My Moment with Charles Manson
Charles Manson is dead. He died on November 17, 2017 of natural causes at the age of 83. I suspect for the vast number of people who remember him the, reaction upon hearing the news was “good riddance.” Having said that, he did, or does, have a cult following. The underground debated whether or not he was just a sick bastard or Christ returned. The Weather Underground positively loved the killings. Vincent Bugliosi in a prologue to the 1994 edition of his book Helter Skelter, a book about the murders and the Manson Family, quoted a BBC staff member claiming a neo-Manson cult exits in Europe, including seventy bands that play songs by Manson and songs in support of the killer. There are half a dozen popular songs written about Manson, including Revolution Blues by Neil Young, Look at Your Game, Girl by Guns N’ Roses. And there are at least seven works of fiction devoted to Manson’s story, including: Helter Skelter a drama for TV; the film Manson Family Movies; the novel Dead Circus; and a Broadway musical called Assassins that focuses the Manson Family.
Manson lived a lot of his life in California State Prison at Corcoran, but on September 25, 1984 he was sent to the California Medical Facility at Vacaville, California. He needed medical care because a fellow inmate named Jan Holmstrom poured paint thinner on him and lit a match. Manson ended up with second and third-degree burns on 20 percent of this body. Apparently Mason had objected to Holmstrom’s Hare Krishna chants.
The medical facility at Vacaville is a prison. It was there that I met Manson. The inmates at Vacaville called it the Holiday Inn of Prisons. The hallways were painted much like my high school and many other institutional buildings. When I was visiting the prison most inmates could roam fairly freely for many hours of each day. I went to group therapy sessions, the chapel, the medical ward, and visited with individual inmates.

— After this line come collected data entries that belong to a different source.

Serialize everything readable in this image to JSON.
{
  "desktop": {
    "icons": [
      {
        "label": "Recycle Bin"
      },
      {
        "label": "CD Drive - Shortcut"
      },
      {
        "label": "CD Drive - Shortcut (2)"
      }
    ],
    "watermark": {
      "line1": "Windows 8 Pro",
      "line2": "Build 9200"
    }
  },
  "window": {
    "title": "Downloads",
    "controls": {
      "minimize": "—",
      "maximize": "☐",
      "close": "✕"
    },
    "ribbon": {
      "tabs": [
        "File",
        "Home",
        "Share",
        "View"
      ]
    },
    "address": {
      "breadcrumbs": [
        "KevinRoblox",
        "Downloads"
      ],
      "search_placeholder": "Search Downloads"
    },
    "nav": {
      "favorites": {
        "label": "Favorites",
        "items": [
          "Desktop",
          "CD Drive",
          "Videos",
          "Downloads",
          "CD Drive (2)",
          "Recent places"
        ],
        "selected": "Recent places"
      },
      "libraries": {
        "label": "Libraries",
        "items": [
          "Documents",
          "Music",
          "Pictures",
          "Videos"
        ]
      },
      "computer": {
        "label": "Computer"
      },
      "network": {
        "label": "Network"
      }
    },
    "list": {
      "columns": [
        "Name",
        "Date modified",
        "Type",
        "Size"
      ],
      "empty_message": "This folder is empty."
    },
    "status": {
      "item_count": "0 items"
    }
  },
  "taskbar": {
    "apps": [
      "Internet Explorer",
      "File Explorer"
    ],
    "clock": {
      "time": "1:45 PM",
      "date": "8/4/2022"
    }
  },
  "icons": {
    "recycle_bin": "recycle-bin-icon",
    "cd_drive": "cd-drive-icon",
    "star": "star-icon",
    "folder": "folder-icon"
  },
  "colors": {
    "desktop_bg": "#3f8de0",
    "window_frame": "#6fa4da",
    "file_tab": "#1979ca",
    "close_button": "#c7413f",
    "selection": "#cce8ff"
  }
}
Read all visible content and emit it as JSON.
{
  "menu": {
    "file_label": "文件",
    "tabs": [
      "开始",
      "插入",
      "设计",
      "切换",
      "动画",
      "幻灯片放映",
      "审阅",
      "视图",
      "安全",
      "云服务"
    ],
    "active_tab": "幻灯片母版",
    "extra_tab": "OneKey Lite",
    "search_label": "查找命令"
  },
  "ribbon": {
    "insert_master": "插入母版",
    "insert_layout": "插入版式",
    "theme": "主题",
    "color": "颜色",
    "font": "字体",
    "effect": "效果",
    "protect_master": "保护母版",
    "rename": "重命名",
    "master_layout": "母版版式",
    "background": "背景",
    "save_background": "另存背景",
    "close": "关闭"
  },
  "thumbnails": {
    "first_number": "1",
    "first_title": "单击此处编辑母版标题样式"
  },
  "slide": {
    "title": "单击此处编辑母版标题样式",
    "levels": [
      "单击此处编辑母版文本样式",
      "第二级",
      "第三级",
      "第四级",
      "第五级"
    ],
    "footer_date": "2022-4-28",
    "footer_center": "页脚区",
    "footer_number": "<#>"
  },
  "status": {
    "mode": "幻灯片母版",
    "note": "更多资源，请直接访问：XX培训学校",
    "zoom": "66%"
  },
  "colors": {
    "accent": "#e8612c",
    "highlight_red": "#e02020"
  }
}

In addition to the medical wing, I remember two other distinct wards. One was an honors ward where inmates with good behavioral records were housed. At the entrance of the ward was a painted line and an inmate seated at a small table. He greeted me and the guard who was giving me a tour of the prison. The guard explained that I was being shown the prison and stepped over the line. The inmate quickly got up, welcomed us, and said he would announce our presence in case any of the inmates were going to the toilet (the toilets in the cells, or houses as the inmates called them, were completely visible to anyone looking through the cell door window). The guard said that was not necessary because I could see whatever I wanted whenever I wanted and proceed down the ward. I hung back behind the line, nodded to the inmate, and let him check each cell before I entered.
The guard wasn’t a bad man. It’s just that he worked inside an organism with its own rules of conduct and decency. While he would never watch someone going to the toilet outside the prison, inside he lived by different and distorted rules. He was a guard and they were inmates. Not much more to say. I had not yet been in the organism long enough to be infected and thus for my understanding of proper conduct and decency to be challenged. I wondered if, suspected that, if I lived long enough inside the belly of this Holiday Inn beast I to would be compromised.

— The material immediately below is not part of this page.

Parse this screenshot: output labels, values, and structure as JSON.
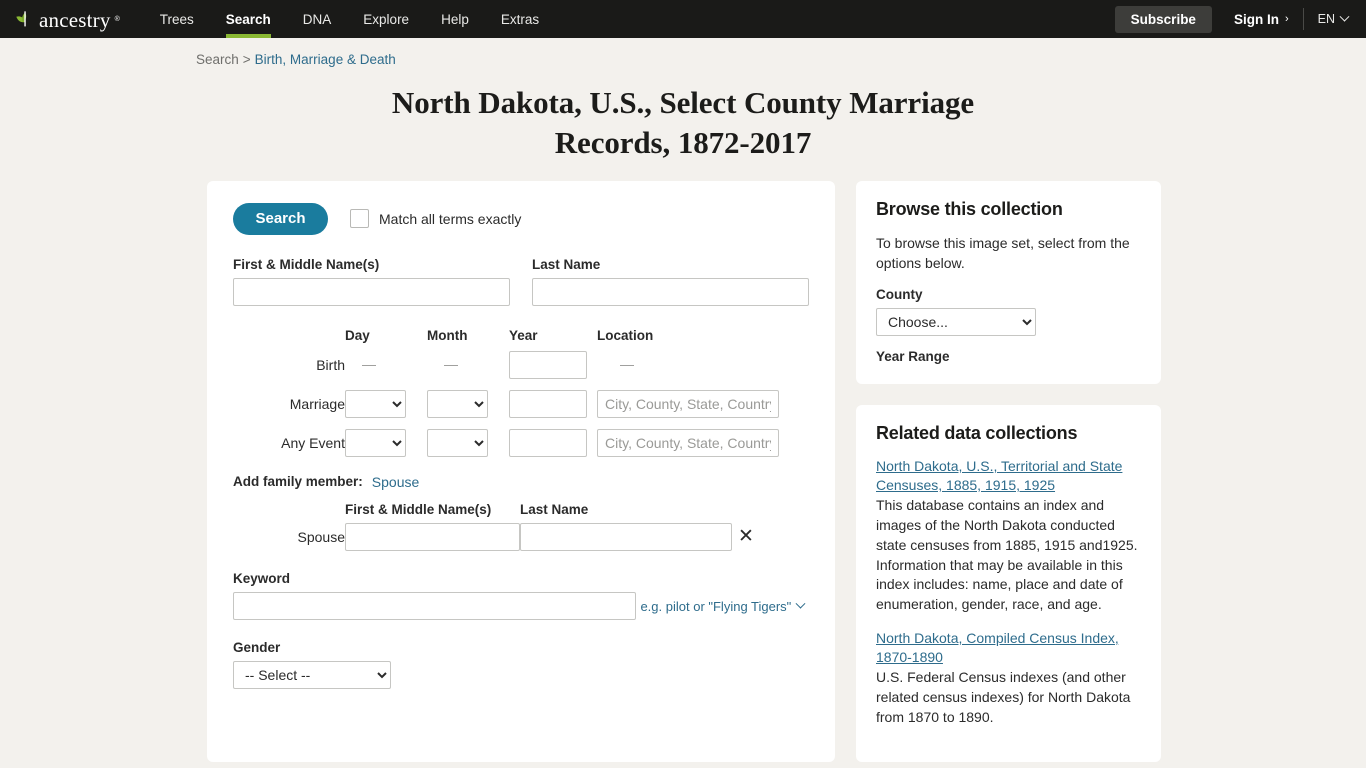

The section ward in the prison that remains vivid in my memory after all these years was the high security ward where serious offenders were kept and movement was more restricted. When Manson was not in the medical facility, he was in the high security ward. I can’t remember why I entered this ward, but at the time I was on my own.
There was a narrow circular steel staircase, I think painted green, leading up to the second level. I began walking up that staircase and about midway I realized someone was descending. Because the staircase was so narrow I stopped and squeezed myself against the railing to let the other person pass by. When the man coming down the staircase reached me, he stopped and faced me. It was Charles Manson. We stood face to face, nose to nose, looking in each other’s eyes. We were almost touching. We could smell each other. I wasn’t frightened, just surprised. I knew Manson was in the prison, but of course never thought I’d meet him. Nor did I want to meet him. We stood there staring at each other until he said hello and continued walking down the stairs. As he squeezed by I also said hello and then proceed up to the second level.
On the drive back down to the Bay Area I thought about this brief yet intense, almost intimate, encounter. His gaze was deeply concentrated, but wouldn’t that be so for most any inmate crammed up so close, belly to belly, to an outsider. I was not mesmerized. I was not impressed. I did not feel special or excited. Still, it was interesting being so close to someone so utterly brutal who had mesmeric influences over others. Is interesting the right word? Yes and no. The encounter was also something else, slightly beyond the intellectual. Something also visceral.
You’ll be happy to know that I didn’t become a cult member or seek out The Family. I didn’t read his writings, sing is songs, or write a book all about a grizzle murder conducted by a man with a swastika tattooed on his forehead. Still, I haven’t forgotten the encounter after all these years, and goodness knows I’ve forgotten most everything else.